Inspiration and What it does
The inspiration for this project stemmed from the passion of leveraging emerging technologies such as Machine Learning and Artificial Intelligence in real-world applications. As such, a use case was explored where a cloud-based infrastructure on the Google Cloud Platform could be integrated at AutoNation to provide a personalized customer experience specifically in the service center department by extracting the text from the license plate of a car and retrieving relevant customer information from a database using the value of the license plate as a lookup criterion. Key information such as scheduled appointments, the reason for visit, and customer contact information could be used by a service advisor at AutoNation to speed-up the check-in process and promote a high-quality customer-centric environment.
How we built it
pyVision was built with several tools and technologies, including a significant component of cloud architecture from the Google Cloud Platform. To enable connectivity and custom functionality pertaining to this specific use case, we created a Python extension that would automatically extract and solely return the text for a particular license plate. Additionally, there is further functionality to save the results directly as a
.txt file into our Google Cloud Storage component. A proof-of-concept Cloud SQL database was created and populated with customer data mimicking the AutoNation environment. The last element is the graphical user interface or GUI, which was built with Java/JavaFX and automatically populated the GUI's informational dashboard utilizing querying via the extracted text as the filtering criterion.
Challenges we ran into
While we did not need to create our own model for text extraction, leveraging the Vision API for this project's custom use case proved to be a difficult task. By default, the Vision API returns a wide range of results, such as object annotations, image blocks, and extracted text. The main issue was that not every use of the API is identical. Some instances can return additional information, and some may return less data due to natural variation in image quality, image angles, brightness, and other unaccountable factors. Above all, the time constraint was another factor that proved to inhibit further production and enhancement in our project.
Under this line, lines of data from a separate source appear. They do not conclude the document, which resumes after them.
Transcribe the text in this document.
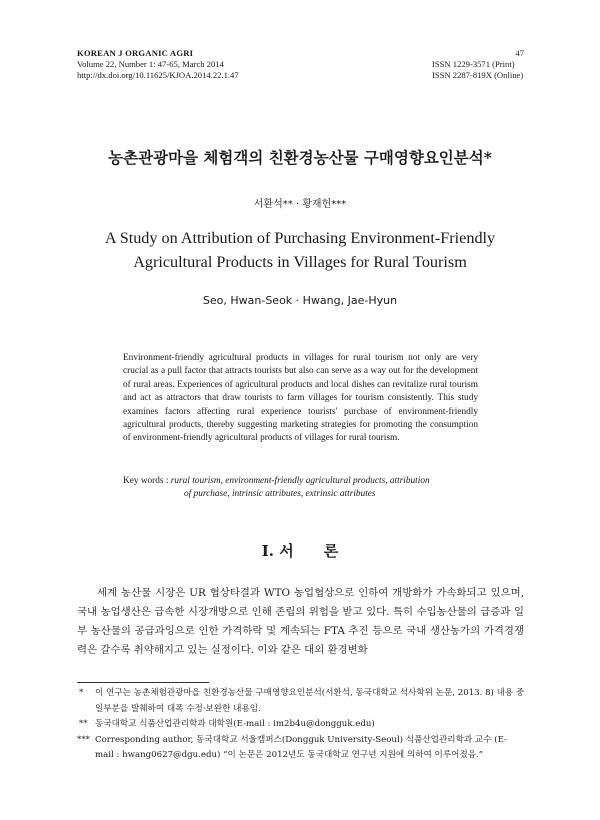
KOREAN J ORGANIC AGRI
Volume 22, Number 1: 47-65, March 2014
http://dx.doi.org/10.11625/KJOA.2014.22.1.47
47
ISSN 1229-3571 (Print)
ISSN 2287-819X (Online)
농촌관광마을 체험객의 친환경농산물 구매영향요인분석*
서환석** · 황재헌***
A Study on Attribution of Purchasing Environment-Friendly
Agricultural Products in Villages for Rural Tourism
Seo, Hwan-Seok · Hwang, Jae-Hyun
Environment-friendly agricultural products in villages for rural tourism not only are very crucial as a pull factor that attracts tourists but also can serve as a way out for the development of rural areas. Experiences of agricultural products and local dishes can revitalize rural tourism and act as attractors that draw tourists to farm villages for tourism consistently. This study examines factors affecting rural experience tourists' purchase of environment-friendly agricultural products, thereby suggesting marketing strategies for promoting the consumption of environment-friendly agricultural products of villages for rural tourism.
Key words : rural tourism, environment-friendly agricultural products, attribution
of purchase, intrinsic attributes, extrinsic attributes
Ⅰ. 서　　론

세계 농산물 시장은 UR 협상타결과 WTO 농업협상으로 인하여 개방화가 가속화되고 있으며, 국내 농업생산은 급속한 시장개방으로 인해 존립의 위험을 받고 있다. 특히 수입농산물의 급증과 일부 농산물의 공급과잉으로 인한 가격하락 및 계속되는 FTA 추진 등으로 국내 생산농가의 가격경쟁력은 갈수록 취약해지고 있는 실정이다. 이와 같은 대외 환경변화

* 이 연구는 농촌체험관광마을 친환경농산물 구매영향요인분석(서환석, 동국대학교 석사학위 논문, 2013. 8) 내용 중 일부분을 발췌하여 대폭 수정·보완한 내용임.
** 동국대학교 식품산업관리학과 대학원(E-mail : im2b4u@dongguk.edu)
*** Corresponding author, 동국대학교 서울캠퍼스(Dongguk University-Seoul) 식품산업관리학과 교수 (E-mail : hwang0627@dgu.edu) “이 논문은 2012년도 동국대학교 연구년 지원에 의하여 이루어졌음.”
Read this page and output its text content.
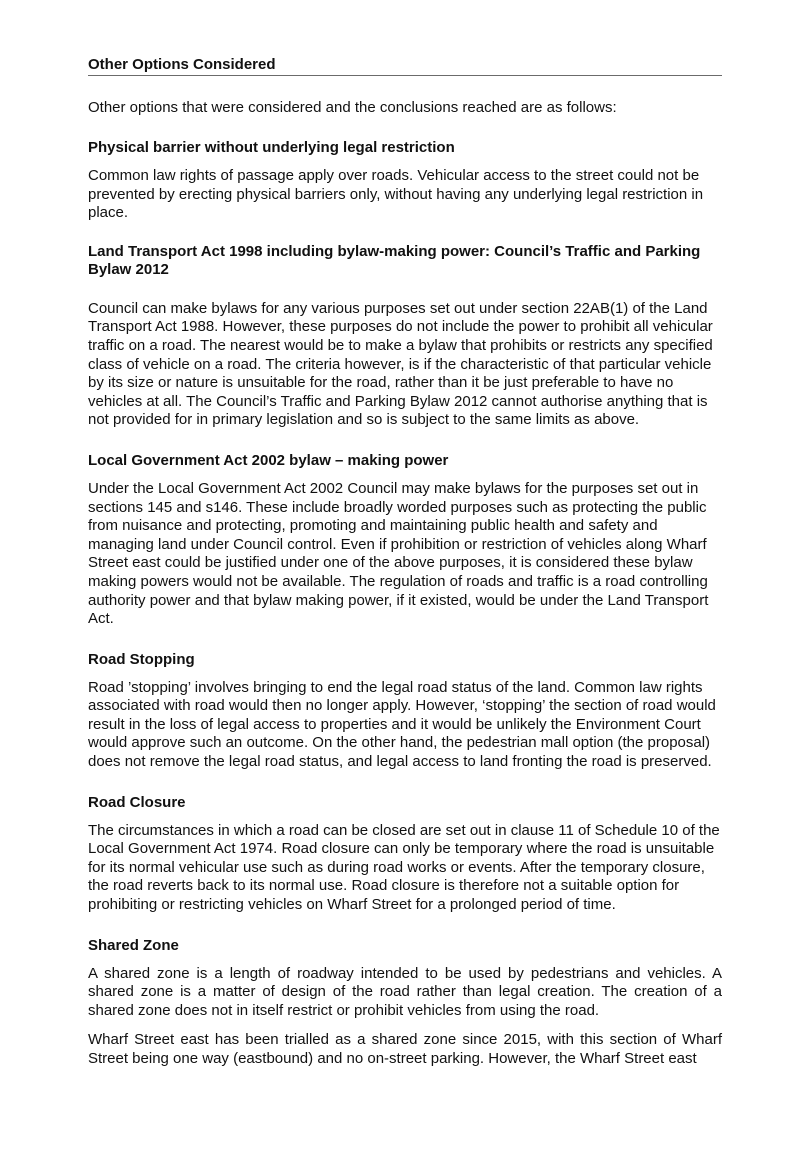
Other Options Considered

Other options that were considered and the conclusions reached are as follows:

Physical barrier without underlying legal restriction

Common law rights of passage apply over roads. Vehicular access to the street could not be prevented by erecting physical barriers only, without having any underlying legal restriction in place.

Land Transport Act 1998 including bylaw-making power: Council’s Traffic and Parking Bylaw 2012

Council can make bylaws for any various purposes set out under section 22AB(1) of the Land Transport Act 1988. However, these purposes do not include the power to prohibit all vehicular traffic on a road. The nearest would be to make a bylaw that prohibits or restricts any specified class of vehicle on a road. The criteria however, is if the characteristic of that particular vehicle by its size or nature is unsuitable for the road, rather than it be just preferable to have no vehicles at all. The Council’s Traffic and Parking Bylaw 2012 cannot authorise anything that is not provided for in primary legislation and so is subject to the same limits as above.

Local Government Act 2002 bylaw – making power

Under the Local Government Act 2002 Council may make bylaws for the purposes set out in sections 145 and s146. These include broadly worded purposes such as protecting the public from nuisance and protecting, promoting and maintaining public health and safety and managing land under Council control. Even if prohibition or restriction of vehicles along Wharf Street east could be justified under one of the above purposes, it is considered these bylaw making powers would not be available. The regulation of roads and traffic is a road controlling authority power and that bylaw making power, if it existed, would be under the Land Transport Act.

Road Stopping

Road ’stopping’ involves bringing to end the legal road status of the land. Common law rights associated with road would then no longer apply. However, ‘stopping’ the section of road would result in the loss of legal access to properties and it would be unlikely the Environment Court would approve such an outcome. On the other hand, the pedestrian mall option (the proposal) does not remove the legal road status, and legal access to land fronting the road is preserved.

Road Closure

The circumstances in which a road can be closed are set out in clause 11 of Schedule 10 of the Local Government Act 1974. Road closure can only be temporary where the road is unsuitable for its normal vehicular use such as during road works or events. After the temporary closure, the road reverts back to its normal use. Road closure is therefore not a suitable option for prohibiting or restricting vehicles on Wharf Street for a prolonged period of time.

Shared Zone

A shared zone is a length of roadway intended to be used by pedestrians and vehicles. A shared zone is a matter of design of the road rather than legal creation. The creation of a shared zone does not in itself restrict or prohibit vehicles from using the road.

Wharf Street east has been trialled as a shared zone since 2015, with this section of Wharf Street being one way (eastbound) and no on-street parking. However, the Wharf Street east
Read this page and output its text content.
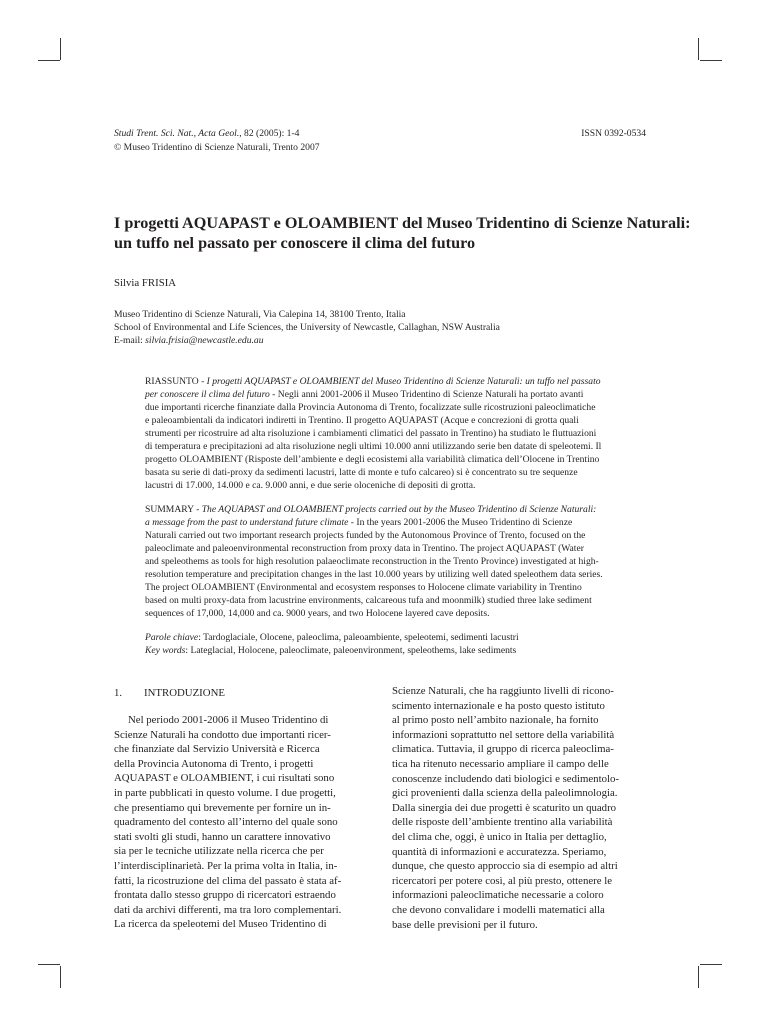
Studi Trent. Sci. Nat., Acta Geol., 82 (2005): 1-4	ISSN 0392-0534
© Museo Tridentino di Scienze Naturali, Trento 2007
I progetti AQUAPAST e OLOAMBIENT del Museo Tridentino di Scienze Naturali:
un tuffo nel passato per conoscere il clima del futuro
Silvia FRISIA
Museo Tridentino di Scienze Naturali, Via Calepina 14, 38100 Trento, Italia
School of Environmental and Life Sciences, the University of Newcastle, Callaghan, NSW Australia
E-mail: silvia.frisia@newcastle.edu.au
RIASSUNTO - I progetti AQUAPAST e OLOAMBIENT del Museo Tridentino di Scienze Naturali: un tuffo nel passato
per conoscere il clima del futuro - Negli anni 2001-2006 il Museo Tridentino di Scienze Naturali ha portato avanti
due importanti ricerche finanziate dalla Provincia Autonoma di Trento, focalizzate sulle ricostruzioni paleoclimatiche
e paleoambientali da indicatori indiretti in Trentino. Il progetto AQUAPAST (Acque e concrezioni di grotta quali
strumenti per ricostruire ad alta risoluzione i cambiamenti climatici del passato in Trentino) ha studiato le fluttuazioni
di temperatura e precipitazioni ad alta risoluzione negli ultimi 10.000 anni utilizzando serie ben datate di speleotemi. Il
progetto OLOAMBIENT (Risposte dell’ambiente e degli ecosistemi alla variabilità climatica dell’Olocene in Trentino
basata su serie di dati-proxy da sedimenti lacustri, latte di monte e tufo calcareo) si è concentrato su tre sequenze
lacustri di 17.000, 14.000 e ca. 9.000 anni, e due serie oloceniche di depositi di grotta.
SUMMARY - The AQUAPAST and OLOAMBIENT projects carried out by the Museo Tridentino di Scienze Naturali:
a message from the past to understand future climate - In the years 2001-2006 the Museo Tridentino di Scienze
Naturali carried out two important research projects funded by the Autonomous Province of Trento, focused on the
paleoclimate and paleoenvironmental reconstruction from proxy data in Trentino. The project AQUAPAST (Water
and speleothems as tools for high resolution palaeoclimate reconstruction in the Trento Province) investigated at high-
resolution temperature and precipitation changes in the last 10.000 years by utilizing well dated speleothem data series.
The project OLOAMBIENT (Environmental and ecosystem responses to Holocene climate variability in Trentino
based on multi proxy-data from lacustrine environments, calcareous tufa and moonmilk) studied three lake sediment
sequences of 17,000, 14,000 and ca. 9000 years, and two Holocene layered cave deposits.
Parole chiave: Tardoglaciale, Olocene, paleoclima, paleoambiente, speleotemi, sedimenti lacustri
Key words: Lateglacial, Holocene, paleoclimate, paleoenvironment, speleothems, lake sediments
1. INTRODUZIONE

Nel periodo 2001-2006 il Museo Tridentino di

Scienze Naturali ha condotto due importanti ricer-

che finanziate dal Servizio Università e Ricerca

della Provincia Autonoma di Trento, i progetti

AQUAPAST e OLOAMBIENT, i cui risultati sono

in parte pubblicati in questo volume. I due progetti,

che presentiamo qui brevemente per fornire un in-

quadramento del contesto all’interno del quale sono

stati svolti gli studi, hanno un carattere innovativo

sia per le tecniche utilizzate nella ricerca che per

l’interdisciplinarietà. Per la prima volta in Italia, in-

fatti, la ricostruzione del clima del passato è stata af-

frontata dallo stesso gruppo di ricercatori estraendo

dati da archivi differenti, ma tra loro complementari.

La ricerca da speleotemi del Museo Tridentino di

Scienze Naturali, che ha raggiunto livelli di ricono-

scimento internazionale e ha posto questo istituto

al primo posto nell’ambito nazionale, ha fornito

informazioni soprattutto nel settore della variabilità

climatica. Tuttavia, il gruppo di ricerca paleoclima-

tica ha ritenuto necessario ampliare il campo delle

conoscenze includendo dati biologici e sedimentolo-

gici provenienti dalla scienza della paleolimnologia.

Dalla sinergia dei due progetti è scaturito un quadro

delle risposte dell’ambiente trentino alla variabilità

del clima che, oggi, è unico in Italia per dettaglio,

quantità di informazioni e accuratezza. Speriamo,

dunque, che questo approccio sia di esempio ad altri

ricercatori per potere così, al più presto, ottenere le

informazioni paleoclimatiche necessarie a coloro

che devono convalidare i modelli matematici alla

base delle previsioni per il futuro.
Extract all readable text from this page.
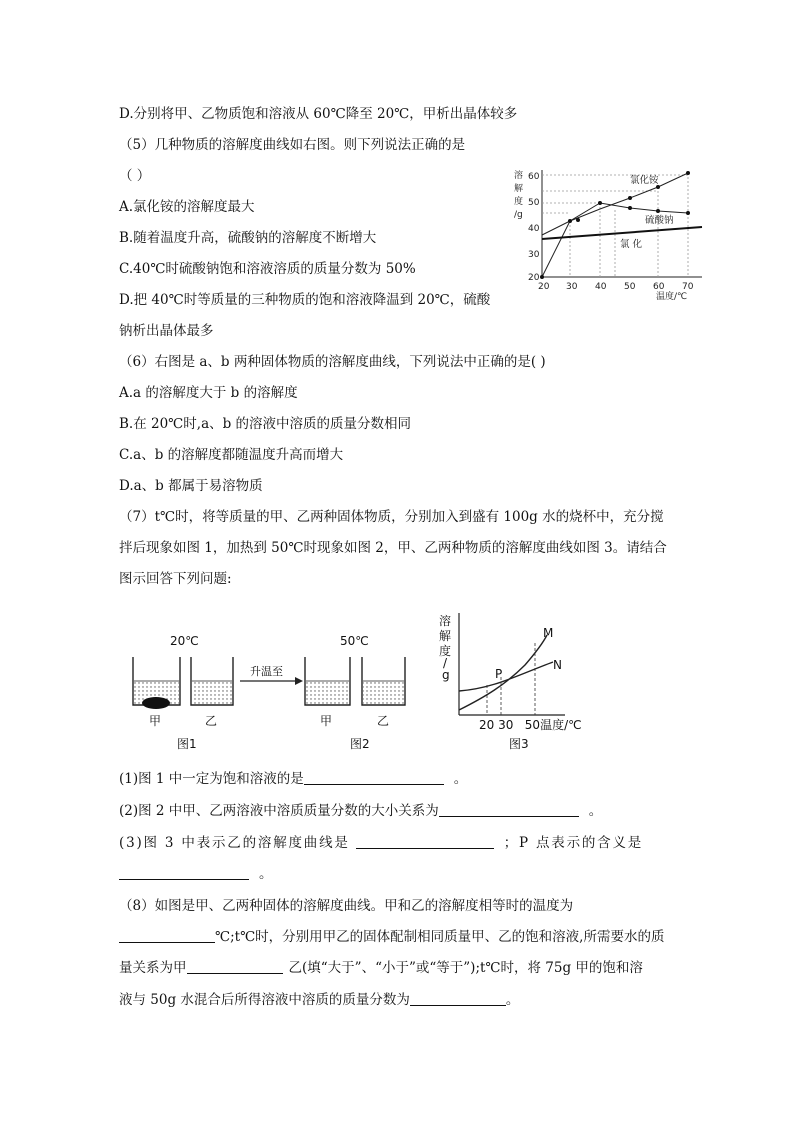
D.分别将甲、乙物质饱和溶液从 60℃降至 20℃，甲析出晶体较多
（5）几种物质的溶解度曲线如右图。则下列说法正确的是
（ ）
A.氯化铵的溶解度最大
B.随着温度升高，硫酸钠的溶解度不断增大
C.40℃时硫酸钠饱和溶液溶质的质量分数为 50%
D.把 40℃时等质量的三种物质的饱和溶液降温到 20℃，硫酸
钠析出晶体最多
溶
解
度
/g
60
50
40
30
20
20 30 40 50 60 70
温度/℃
氯化铵
硫酸钠
氯 化
（6）右图是 a、b 两种固体物质的溶解度曲线，下列说法中正确的是( )
A.a 的溶解度大于 b 的溶解度
B.在 20℃时,a、b 的溶液中溶质的质量分数相同
C.a、b 的溶解度都随温度升高而增大
D.a、b 都属于易溶物质
（7）t℃时，将等质量的甲、乙两种固体物质，分别加入到盛有 100g 水的烧杯中，充分搅
拌后现象如图 1，加热到 50℃时现象如图 2，甲、乙两种物质的溶解度曲线如图 3。请结合
图示回答下列问题:
20℃	50℃
升温至
甲	乙	甲	乙
图1	图2	图3
溶
解
度
/
g
M
N
P
20 30   50温度/℃
(1)图 1 中一定为饱和溶液的是	。
(2)图 2 中甲、乙两溶液中溶质质量分数的大小关系为	。
(3)图 3 中表示乙的溶解度曲线是	；P 点表示的含义是
。
（8）如图是甲、乙两种固体的溶解度曲线。甲和乙的溶解度相等时的温度为
℃;t℃时，分别用甲乙的固体配制相同质量甲、乙的饱和溶液,所需要水的质
量关系为甲	乙(填“大于”、“小于”或“等于”);t℃时，将 75g 甲的饱和溶
液与 50g 水混合后所得溶液中溶质的质量分数为	。
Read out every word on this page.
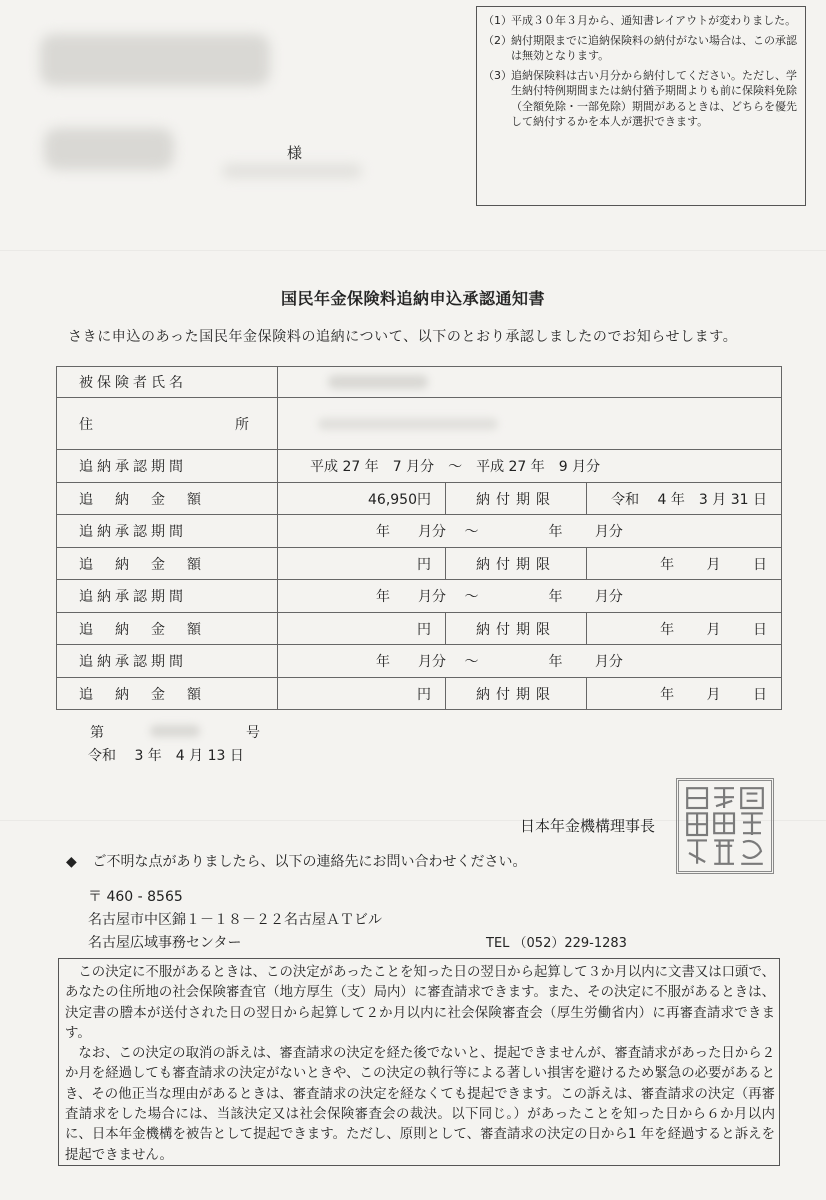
（1） 平成３０年３月から、通知書レイアウトが変わりました。
（2） 納付期限までに追納保険料の納付がない場合は、この承認は無効となります。
（3） 追納保険料は古い月分から納付してください。ただし、学生納付特例期間または納付猶予期間よりも前に保険料免除（全額免除・一部免除）期間があるときは、どちらを優先して納付するかを本人が選択できます。
様
国民年金保険料追納申込承認通知書
さきに申込のあった国民年金保険料の追納について、以下のとおり承認しましたのでお知らせします。
被保険者氏名			

住 所			

追納承認期間	平成 27 年　7 月分　～　平成 27 年　9 月分		
追　納　金　額	46,950円	納付期限	令和　 4 年　3 月 31 日
追納承認期間	年　　月分　 ～　　　　　年　　 月分		
追　納　金　額	円	納付期限	年　　 月　　 日
追納承認期間	年　　月分　 ～　　　　　年　　 月分		
追　納　金　額	円	納付期限	年　　 月　　 日
追納承認期間	年　　月分　 ～　　　　　年　　 月分		
追　納　金　額	円	納付期限	年　　 月　　 日
第	号
令和　 3 年　4 月 13 日
日本年金機構理事長
◆ ご不明な点がありましたら、以下の連絡先にお問い合わせください。
〒 460 - 8565
名古屋市中区錦１－１８－２２名古屋ＡＴビル
名古屋広域事務センター	TEL （052）229-1283

この決定に不服があるときは、この決定があったことを知った日の翌日から起算して３か月以内に文書又は口頭で、あなたの住所地の社会保険審査官（地方厚生（支）局内）に審査請求できます。また、その決定に不服があるときは、決定書の謄本が送付された日の翌日から起算して２か月以内に社会保険審査会（厚生労働省内）に再審査請求できます。

なお、この決定の取消の訴えは、審査請求の決定を経た後でないと、提起できませんが、審査請求があった日から２か月を経過しても審査請求の決定がないときや、この決定の執行等による著しい損害を避けるため緊急の必要があるとき、その他正当な理由があるときは、審査請求の決定を経なくても提起できます。この訴えは、審査請求の決定（再審査請求をした場合には、当該決定又は社会保険審査会の裁決。以下同じ。）があったことを知った日から６か月以内に、日本年金機構を被告として提起できます。ただし、原則として、審査請求の決定の日から1 年を経過すると訴えを提起できません。
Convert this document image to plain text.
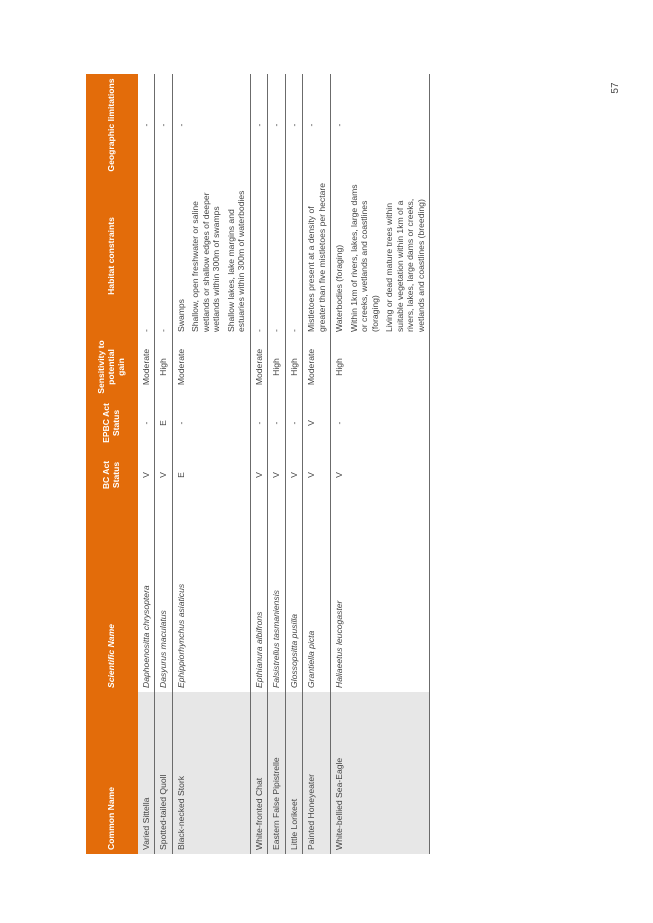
57
Common Name	Scientific Name	BC Act Status	EPBC Act Status	Sensitivity to potential gain	Habitat constraints	Geographic limitations
Varied Sittella	Daphoenositta chrysoptera	V	-	Moderate	-	-
Spotted-tailed Quoll	Dasyurus maculatus	V	E	High	-	-
Black-necked Stork	Ephippiorhynchus asiaticus	E	-	Moderate	Swamps Shallow, open freshwater or saline wetlands or shallow edges of deeper wetlands within 300m of swamps Shallow lakes, lake margins and estuaries within 300m of waterbodies	-
White-fronted Chat	Epthianura albifrons	V	-	Moderate	-	-
Eastern False Pipistrelle	Falsistrellus tasmaniensis	V	-	High	-	-
Little Lorikeet	Glossopsitta pusilla	V	-	High	-	-
Painted Honeyeater	Grantiella picta	V	V	Moderate	Mistletoes present at a density of greater than five mistletoes per hectare	-
White-bellied Sea-Eagle	Haliaeetus leucogaster	V	-	High	Waterbodies (foraging) Within 1km of rivers, lakes, large dams or creeks, wetlands and coastlines (foraging) Living or dead mature trees within suitable vegetation within 1km of a rivers, lakes, large dams or creeks, wetlands and coastlines (breeding)	-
Accomplishments that we're proud of
Regardless of the handful of challenges we experienced, we managed to create a fully functional proof-of-concept and connective environment that would successfully extract the text from a license plate by known state-wide constraints in length. Additionally, logic was implemented to identify the region of the largest size (i.e., the license plate number) as it contains the largest font size on the license plate object. Finally, a database instance was established with data and was used to populate a user interface that resembles a real-world utility that can be used by service advisors at AutoNation.
What we learned
While we all come from highly technical backgrounds with differing levels of expertise and domains of knowledge, integrating our approaches yielded an overall successful product. Also, this project allowed us to work with several new and unused software and technologies (SceneBuilder, JavaFX, Blender, Google AI Vision, and Cloud SQL).
What's next for pyVision
This project has the potential to further expand on the existing cloud infrastructure to intelligently automate status updates, appointments, document signing, customer checkout, car inspections, any ratings, or reviews of service. Additionally, given the current situation regarding the COVID-19 pandemic, a health aspect can be incorporated to notify customers of high-density hours, reminders to social distance, locations of sanitizing stations across the AutoNation facility, and the ability to expedite/delay appointments in intervals (i.e., 15 min, 30 min, 1 hour) in response to high or low activity at a given location.